The first sign of virtual reality came from Stanley G. Weinbaum in his 1935 science-fiction short story “Pygmalion’s Spectacles”. Despite being written in the 1930s, it would provide a surprisingly accurate insight into the future of virtual reality tech. In the 1950s Morton Heilig wrote about how he wanted to make an “experience theatre” where one could use all their senses to experience a movie. By the 1960s Heilig built five Sensoramas, which were big devices that would play a short film while someone sat with their head inside the device. It had stereo sound, stereoscopic 3D, and would expel aromas and blow air at points throughout the films. While an impressive device, Heilig was never able to get funding to build more of them.
The first true VR came in 1968 with a device that was named “The Sword of Damocles” due to its rather frightening appearance. Created by scientists Ivan Sutherland and Bob Sproull, this head mounted device provided a simple wire-frame room with a cube in it for a user to explore, though it was restricted in use as the device was so heavy it had to be mounted to the ceiling. While an interesting proof of concept, it was challenging to do much with it.
During the 1980s and 1990s the first video game companies started to get involved. Atari started a section of their company specifically for VR, but they had to close it down shortly after due to the North American video game crash. Both Sega and Nintendo attempted their own versions of VR. Sega’s version, called Sega VR, never left Japanese arcades. Nintendo released their Virtual Boy console, advertised as a handheld portable VR device. The Virtual Boy was Nintendo’s biggest failure, aborted due to its large clunky size, high price, lack of good games, and the fact that it could only display one color: red.

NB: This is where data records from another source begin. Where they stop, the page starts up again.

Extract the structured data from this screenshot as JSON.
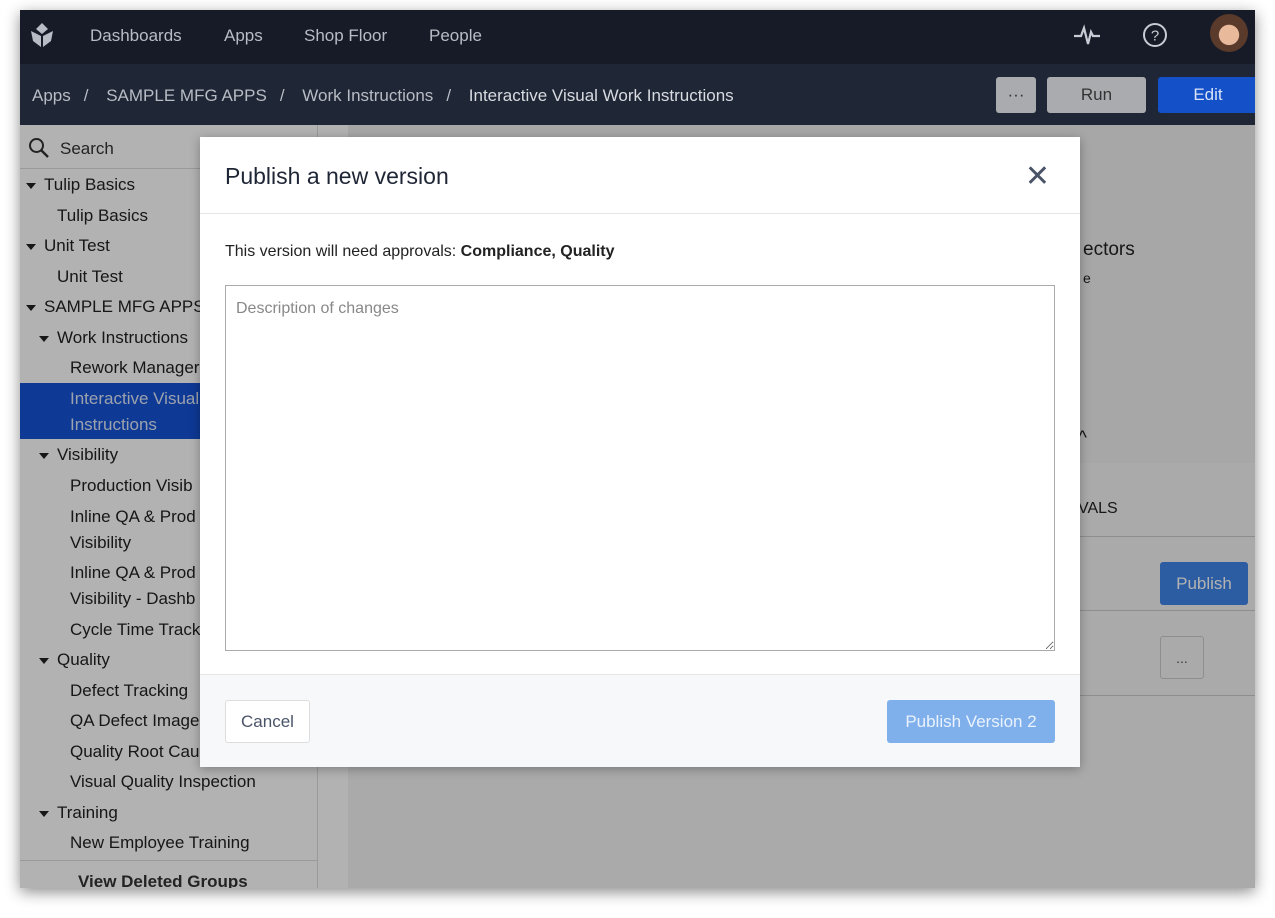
{
  "topnav": {
    "items": [
      "Dashboards",
      "Apps",
      "Shop Floor",
      "People"
    ]
  },
  "breadcrumb": [
    "Apps",
    "SAMPLE MFG APPS",
    "Work Instructions",
    "Interactive Visual Work Instructions"
  ],
  "header_buttons": {
    "more": "···",
    "run": "Run",
    "edit": "Edit"
  },
  "colors": {
    "nav_bg": "#161b27",
    "crumb_bg": "#1f2636",
    "accent": "#1552d6",
    "publish_disabled": "#7fb0ec"
  },
  "sidebar": {
    "search_placeholder": "Search",
    "items": [
      {
        "label": "Tulip Basics"
      },
      {
        "label": "Tulip Basics"
      },
      {
        "label": "Unit Test"
      },
      {
        "label": "Unit Test"
      },
      {
        "label": "SAMPLE MFG APPS"
      },
      {
        "label": "Work Instructions"
      },
      {
        "label": "Rework Manager"
      },
      {
        "label": "Interactive Visual",
        "label2": "Instructions"
      },
      {
        "label": "Visibility"
      },
      {
        "label": "Production Visib"
      },
      {
        "label": "Inline QA & Prod",
        "label2": "Visibility"
      },
      {
        "label": "Inline QA & Prod",
        "label2": "Visibility - Dashb"
      },
      {
        "label": "Cycle Time Track"
      },
      {
        "label": "Quality"
      },
      {
        "label": "Defect Tracking"
      },
      {
        "label": "QA Defect Image"
      },
      {
        "label": "Quality Root Cau"
      },
      {
        "label": "Visual Quality Inspection"
      },
      {
        "label": "Training"
      },
      {
        "label": "New Employee Training"
      }
    ],
    "footer": "View Deleted Groups"
  },
  "main": {
    "connectors_fragment": "ectors",
    "e_fragment": "e",
    "approvals_fragment": "VALS",
    "publish": "Publish",
    "more": "..."
  },
  "modal": {
    "title": "Publish a new version",
    "approval_prefix": "This version will need approvals: ",
    "approvals": "Compliance, Quality",
    "description_placeholder": "Description of changes",
    "description_value": "",
    "cancel": "Cancel",
    "publish": "Publish Version 2"
  }
}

Nintendo’s total failure scared people away from VR for a while, though the past few years have seen a reemergence in development. In 2010 Palmer Luckey’s company, Oculus VR, developed the first Oculus Rift, an attempt to bring back VR and make it a mainstream concept. It led to the current VR race: the aforementioned Oculus Rift, Valve and HTC’s collaborative attempt called the HTC Vive, and Sony’s PlayStation VR. Each company has their own strategies to make their project succeed and stand out from the crowd.
Oculus, which ran a successful Kickstarter campaign that landed them almost $2.5 million, was acquired by Facebook in 2014. Their strategy seems to be giving financial assistance to developers in return for platform exclusivity. Oculus helps fund the game, then the game only works with the Oculus Rift and only appears in their store. This is giving smaller developers the money they need to make a VR compatible game, but some people feel like this approach is going to split the userbase of VR unnecessarily. There is also some controversy about the price: after Luckey insisted that the Oculus Rift should cost between $350 and $450, a lot of people were blindsided when they announced it would actually be $599. The price is made less extreme when considering the pre-orders will come with an Xbox One Controller and two games: “Lucky’s Tale” and “EVE: Valkyrie”.
With Valve and HTC’s endeavor, the HTC Vive will track someone’s movements, allowing them to walk inside of a small boxed area. This provides a new angle to VR that the other two can’t offer, and the games that work with it will likely find interesting ways to make this work. This requires users to have a much bigger area available to use than the other two and will likely limit use of this feature to enthusiasts. The HTC Vive will also cost $799, much more than the Oculus Rift, but it comes with the games “Job Simulator”, “Fantastic Contraptions” and “Tilt Brush” along with a pair of controllers to make up for that cost.
Finally is Sony, who has one big advantage with the PlayStation VR. Unlike the other two it works with a PlayStation 4, which allows a more casual audience to access VR. The worry is that PlayStation VR will not be able to achieve the levels of graphic fidelity that the other two will, as a PlayStation 4 is just simply not as powerful as a high end PC. On the other hand, Sony has many development studios that can develop games around this, and they have games like “RIGS”, “Gran Turismo Sport”, and “The Modern Zombie Taxi Co.” in the works already. PlayStation VR is also the cheapest of the three, at $399. You do also need a PlayStation Camera to use it, which runs for about $40 on Amazon, but $440 is still $160 cheaper than the next option. There’s also a version that costs $499 and comes bundled with the camera, two PlayStation Move controllers, and the game “PlayStation VR Worlds,” a collection of five smaller games.
But will this be the next big sweeping change in video games? Most likely not, at least at first. While all three headsets have the potential to be big, at the current time the cost is a bit too high for a casual consumer. It’ll likely take years for the VR Headsets to drop enough in price for someone to impulse buy them, and also for the casual user’s computes to be powerful enough to use them (Oculus put out a recommended minimum build that could cost almost $1,000). Yet in a few years, as long as there are enough sales to keep them around long enough, VR should have a healthy niche group and plenty of games supporting it.